Conserved and Divergent Molecular and Anatomic Features of Human and Mouse Nephron Patterning

Abstract

The nephron is the functional unit of the kidney, but the mechanism of nephron formation during human development is unclear. We conducted a detailed analysis of nephron development in humans and mice by immunolabeling, and we compared human and mouse nephron patterning to describe conserved and divergent features. We created protein localization maps that highlight the emerging patterns along the proximal-distal axis of the developing nephron and benchmark expectations for localization of functionally important transcription factors, which revealed unanticipated cellular diversity. Moreover, we identified a novel nephron subdomain marked by Wnt4 expression that we fate-mapped to the proximal mature nephron. Significant conservation was observed between human and mouse patterning. We also determined the time at which markers for mature nephron cell types first emerge-critical data for the renal organoid field. These findings have conceptual implications for the evolutionary processes driving the diversity of mammalian organ systems. Furthermore, these findings provide practical insights beyond those gained with mouse and rat models that will guide in vitro efforts to harness the developmental programs necessary to build human kidney structures.

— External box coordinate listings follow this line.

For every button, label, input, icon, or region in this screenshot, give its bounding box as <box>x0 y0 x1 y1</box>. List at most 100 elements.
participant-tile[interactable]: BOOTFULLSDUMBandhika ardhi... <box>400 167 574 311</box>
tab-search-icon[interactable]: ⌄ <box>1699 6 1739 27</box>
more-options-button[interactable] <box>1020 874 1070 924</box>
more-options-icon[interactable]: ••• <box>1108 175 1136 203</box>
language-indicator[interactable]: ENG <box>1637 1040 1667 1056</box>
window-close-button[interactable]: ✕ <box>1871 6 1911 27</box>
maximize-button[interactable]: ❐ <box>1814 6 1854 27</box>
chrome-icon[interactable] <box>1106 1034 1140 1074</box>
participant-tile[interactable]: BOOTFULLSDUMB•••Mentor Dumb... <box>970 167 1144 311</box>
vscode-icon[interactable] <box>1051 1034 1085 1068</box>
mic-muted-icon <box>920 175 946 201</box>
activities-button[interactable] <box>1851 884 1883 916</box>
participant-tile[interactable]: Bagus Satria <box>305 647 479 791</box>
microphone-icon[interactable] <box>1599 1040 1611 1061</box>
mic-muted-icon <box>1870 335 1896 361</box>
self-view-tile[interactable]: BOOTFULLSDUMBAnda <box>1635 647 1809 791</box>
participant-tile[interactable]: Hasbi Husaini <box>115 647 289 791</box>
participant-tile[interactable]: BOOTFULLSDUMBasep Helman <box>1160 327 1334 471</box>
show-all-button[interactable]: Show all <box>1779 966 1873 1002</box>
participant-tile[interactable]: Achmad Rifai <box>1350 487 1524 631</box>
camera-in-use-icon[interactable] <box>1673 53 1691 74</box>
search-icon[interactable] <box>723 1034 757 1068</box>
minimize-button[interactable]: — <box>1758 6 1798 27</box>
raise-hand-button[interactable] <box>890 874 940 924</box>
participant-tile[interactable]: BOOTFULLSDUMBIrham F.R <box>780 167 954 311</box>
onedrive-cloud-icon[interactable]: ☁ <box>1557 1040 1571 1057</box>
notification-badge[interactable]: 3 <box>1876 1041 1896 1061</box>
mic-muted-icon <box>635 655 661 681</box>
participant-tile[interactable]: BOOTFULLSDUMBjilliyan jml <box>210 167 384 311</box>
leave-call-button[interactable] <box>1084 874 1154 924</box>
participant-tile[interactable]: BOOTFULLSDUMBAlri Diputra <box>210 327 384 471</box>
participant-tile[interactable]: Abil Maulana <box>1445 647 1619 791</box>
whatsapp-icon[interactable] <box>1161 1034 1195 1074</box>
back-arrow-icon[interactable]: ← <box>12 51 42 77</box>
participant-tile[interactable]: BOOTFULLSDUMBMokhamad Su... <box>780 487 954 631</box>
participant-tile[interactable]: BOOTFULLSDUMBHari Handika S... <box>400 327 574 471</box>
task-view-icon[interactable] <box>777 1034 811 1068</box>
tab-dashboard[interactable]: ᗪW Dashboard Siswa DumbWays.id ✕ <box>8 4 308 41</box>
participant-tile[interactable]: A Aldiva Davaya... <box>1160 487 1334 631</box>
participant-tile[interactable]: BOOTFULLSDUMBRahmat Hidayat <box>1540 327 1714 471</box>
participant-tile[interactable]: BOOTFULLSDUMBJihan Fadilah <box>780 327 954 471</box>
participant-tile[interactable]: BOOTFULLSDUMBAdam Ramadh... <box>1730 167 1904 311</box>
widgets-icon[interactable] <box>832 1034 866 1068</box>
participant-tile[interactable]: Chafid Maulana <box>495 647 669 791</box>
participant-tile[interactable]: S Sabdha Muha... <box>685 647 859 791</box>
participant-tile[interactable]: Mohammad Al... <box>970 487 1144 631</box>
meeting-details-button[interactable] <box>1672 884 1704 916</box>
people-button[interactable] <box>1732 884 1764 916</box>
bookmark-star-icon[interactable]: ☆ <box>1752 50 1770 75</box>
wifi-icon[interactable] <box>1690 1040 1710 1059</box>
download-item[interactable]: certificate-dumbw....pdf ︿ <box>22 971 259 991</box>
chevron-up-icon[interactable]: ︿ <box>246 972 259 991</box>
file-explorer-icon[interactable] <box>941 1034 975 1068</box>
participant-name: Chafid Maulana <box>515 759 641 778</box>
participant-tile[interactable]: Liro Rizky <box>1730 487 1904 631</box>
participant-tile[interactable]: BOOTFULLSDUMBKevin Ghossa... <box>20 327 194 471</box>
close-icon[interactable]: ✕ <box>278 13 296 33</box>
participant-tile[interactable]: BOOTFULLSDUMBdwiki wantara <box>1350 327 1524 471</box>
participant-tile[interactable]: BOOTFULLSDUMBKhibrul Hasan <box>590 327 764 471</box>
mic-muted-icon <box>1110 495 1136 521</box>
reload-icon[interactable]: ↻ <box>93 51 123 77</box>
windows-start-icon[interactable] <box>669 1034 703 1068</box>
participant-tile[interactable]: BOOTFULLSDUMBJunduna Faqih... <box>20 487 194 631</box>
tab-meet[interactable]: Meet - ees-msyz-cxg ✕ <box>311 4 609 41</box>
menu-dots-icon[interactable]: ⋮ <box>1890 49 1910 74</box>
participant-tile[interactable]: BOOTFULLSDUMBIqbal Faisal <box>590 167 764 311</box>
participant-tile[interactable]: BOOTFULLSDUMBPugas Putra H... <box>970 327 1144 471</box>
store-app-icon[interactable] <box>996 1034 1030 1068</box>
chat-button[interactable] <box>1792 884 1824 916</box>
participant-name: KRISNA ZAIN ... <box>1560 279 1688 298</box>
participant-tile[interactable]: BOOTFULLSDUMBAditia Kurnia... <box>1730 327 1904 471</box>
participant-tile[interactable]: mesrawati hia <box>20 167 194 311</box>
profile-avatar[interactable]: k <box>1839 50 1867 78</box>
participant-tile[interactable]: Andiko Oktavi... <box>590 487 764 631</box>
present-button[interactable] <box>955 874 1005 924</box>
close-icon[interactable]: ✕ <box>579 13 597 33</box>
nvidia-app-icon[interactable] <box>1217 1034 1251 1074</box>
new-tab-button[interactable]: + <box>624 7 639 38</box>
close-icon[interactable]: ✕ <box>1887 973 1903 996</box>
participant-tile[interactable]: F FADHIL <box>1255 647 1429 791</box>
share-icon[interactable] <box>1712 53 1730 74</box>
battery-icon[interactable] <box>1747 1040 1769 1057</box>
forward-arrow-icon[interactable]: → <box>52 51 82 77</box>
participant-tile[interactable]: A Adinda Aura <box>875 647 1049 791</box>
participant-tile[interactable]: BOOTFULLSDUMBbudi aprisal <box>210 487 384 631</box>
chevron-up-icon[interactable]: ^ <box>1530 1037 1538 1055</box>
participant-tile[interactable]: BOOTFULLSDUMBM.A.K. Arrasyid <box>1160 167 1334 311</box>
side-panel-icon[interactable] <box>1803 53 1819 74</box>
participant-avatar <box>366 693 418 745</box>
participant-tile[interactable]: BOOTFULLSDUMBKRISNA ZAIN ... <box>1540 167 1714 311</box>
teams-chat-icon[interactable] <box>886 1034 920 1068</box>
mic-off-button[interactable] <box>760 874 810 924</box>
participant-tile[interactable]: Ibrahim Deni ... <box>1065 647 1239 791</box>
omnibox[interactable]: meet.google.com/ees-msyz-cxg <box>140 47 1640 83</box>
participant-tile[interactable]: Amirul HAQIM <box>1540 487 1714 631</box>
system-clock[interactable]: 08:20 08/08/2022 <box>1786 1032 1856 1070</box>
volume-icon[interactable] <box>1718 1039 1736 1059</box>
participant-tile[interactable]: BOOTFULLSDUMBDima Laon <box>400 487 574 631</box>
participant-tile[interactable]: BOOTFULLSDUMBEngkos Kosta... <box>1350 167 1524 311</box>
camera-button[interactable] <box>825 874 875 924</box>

Keywords: human genetics; kidney development; nephron.

Graphical abstract

Figure 1.

Nephron progenitor induction in human and mouse nephrogenic niches. (A–F) and (D’–F’) Immunofluorescent stains and in situ hybridization on human and mouse kidneys, respectively. Ages and stains as specified on fields. Yellow, red, and cyan dashed lines indicate cap mesenchyme, ureteric bud, and nephrons, respectively. Stars in (F) and (F’) indicate the nephron axes: green, distal; orange, proximal; magenta start indicates ureteric bud. Scale bars on immunofluorescence data indicate 10 µm. For single-channel views see Supplemental Figures 1 and 3. CSB, comma-shaped body; IPC, interstitial progenitor cells; UB, ureteric bud.

Figure 2.

Nephron patterning through to the SSB stage in human and mouse kidneys. (A–F) and (A’–F’) Immunofluorescent stains and in situ hybridization on human and mouse kidneys, respectively. Ages and stains as specified on fields. Stars in (F) and (F’) indicate the nephron axes: green, distal; orange, proximal; magenta indicates the ureteric bud. Scale bars indicate 10 µm. CLN, capillary loop stage nephron; CSB, comma-shaped body; IPC, interstitial progenitor cells; UB, ureteric bud.

Figure 3.

Transcription factor maps in the human renal vesicle and SSB nephron. (A and B) Single-channel immunofluorescent stains with DAPI showing transcription factor localization patterns in renal vesicles and SSB nephrons. Nephron model schematics indicate where the transcription factor is present; a two-level color scheme used to indicate strong and weak detection where applicable. Scale bars indicate 10 µm. Proximal (p), medial (m), and distal (d) segments indicated on fields.

Figure 4.

Transcription factor maps in the mouse renal vesicle and SSB nephron. (A and B) Single-channel immunofluorescent stains with DAPI showing transcription factor localization patterns in renal vesicles and SSB nephrons. Nephron model schematics indicate where the transcription factor is present; a two-level color scheme used to indicate strong and weak detection where applicable. Scale bars indicate 10 µm. Proximal (p), medial (m), and distal (d) segments indicated on fields.

Figure 5.

Diversity in the human and mouse renal vesicle and SSB nephron. (A–C) Predicted cellular diversity in the human and mouse RV and SSB and current ontological terms. (D and E) Predicted and tested subdomains identified by detection of WT1, FOXC2, and MAFB in human nephrons. (F and G) Predicted and tested subdomains identified by detection of SOX9, GATA3, and HOXD11 in human nephrons. Dashed magenta line outlines nephrons. Dashed orange line indicates region where the transcription factor is detected.

Figure 6.

Fate mapping of SSB nephron Wnt4 expression to an adult nephron segment. (A) In situ hybridization on P2 mouse kidneys for Six2 and Wnt4. (B and C) td-Tomato⁺ cells in a week 8 mouse kidney post fate-mapping from P3. Immunofluorescent stains as stated on fields. DT, distal tubule; LOH, loop of Henle; PT, proximal tubule; RC, renal corpuscle; TAL, thin ascending limb of the loop of Henle.

Figure 7.

Activation of mature cell-lineage markers in the early development nephron. Immunofluorescent stains for markers of the distal, proximal, loop of Henle, and renal corpuscle domains of the nephron. Stains as specified on fields. Tissue from a week 5–16 human kidney. Scale bar is 10 µm and 50 µm in higher and lower magnification fields, respectively. aLOH, ascending loop of Henle; DT, distal tubule; Po, podocytes; PT, proximal tubule; UB, ureteric bud.